= Roshan Ara Bokhari =

Pakistani dance and choreographer

Roshan Ara Bokhari is a Pakistani dancer and dance choreographer. She was born in Aligarh in 1934. Bokhari's mother is Mian Abdul Aziz and she inherited a love for dance and music from her family.

==Early life==
Bokhari started her early education at Queens Mary College in Lahore. She currently lives in Karachi. She studied classical and field dancing from the classical dancers Tara Chaudhry and Rafi Anwar from the age of 11.

==Career==
Bokhari worked for 47 years in the field of dancing and choreography, from 1965 until 2012. She was a member of the Pakistan Cultural Delegation that went to China in 1965. She also taught at the National Performing Arts Group (NPAG) along with former actress Zarin Panna and dance master Zafar Dilawar.
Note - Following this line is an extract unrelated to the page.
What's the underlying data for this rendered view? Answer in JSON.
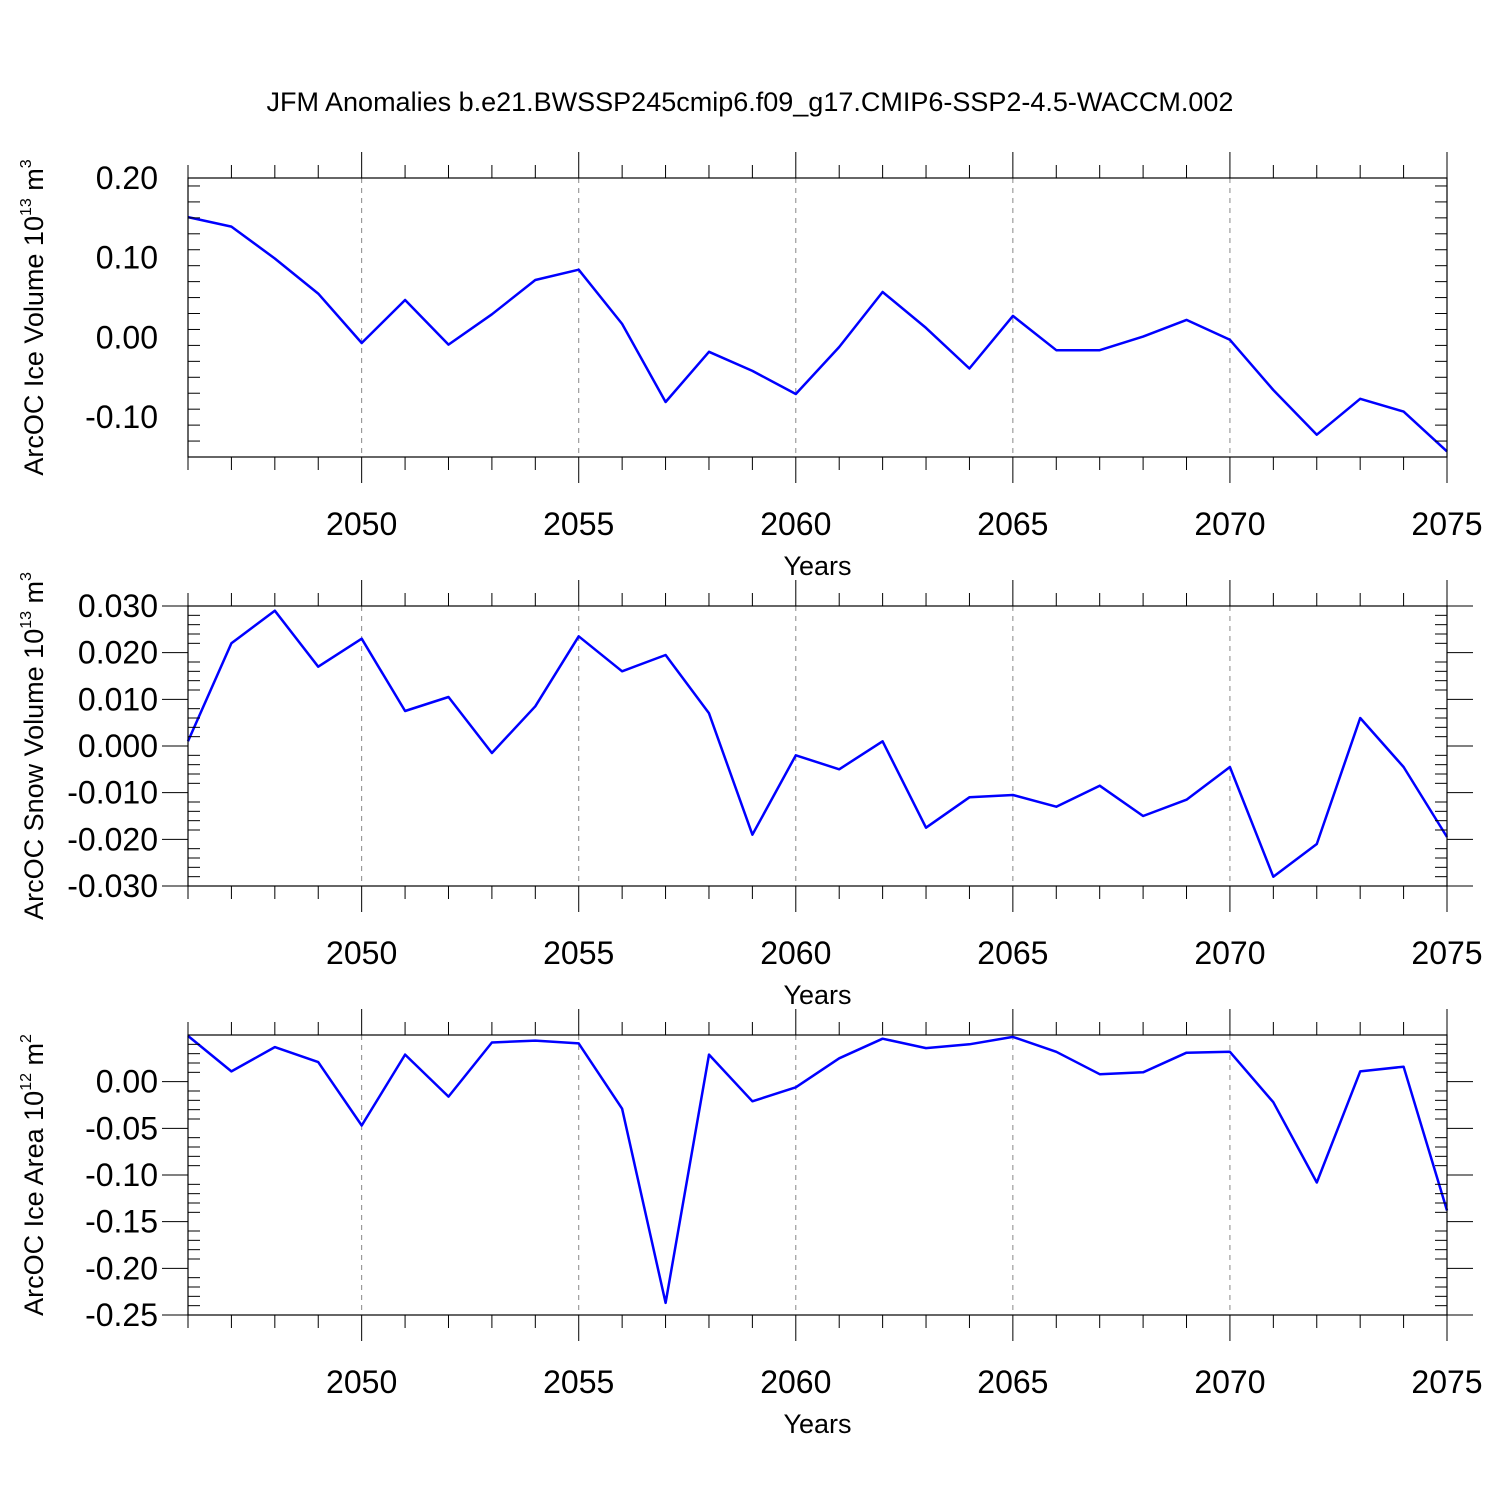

Her students perform every year on 14 August and on International Dance Day. It has represented Pakistan in other countries and even won prizes in the United States, China, India, and Kazakhstan. They even performed to represent the sufferings of flood victims. Her contributions towards dance have been recognized by institutions such as Art Now Pakistan, the National Performance Arts Group, and Lahore Grammar School.

==Performances==
Bokhari has choreographed several thematic dances and field shows for the South Asian Federation games in 1988 and 2005. She also led a team of dancers that visited China in 1965.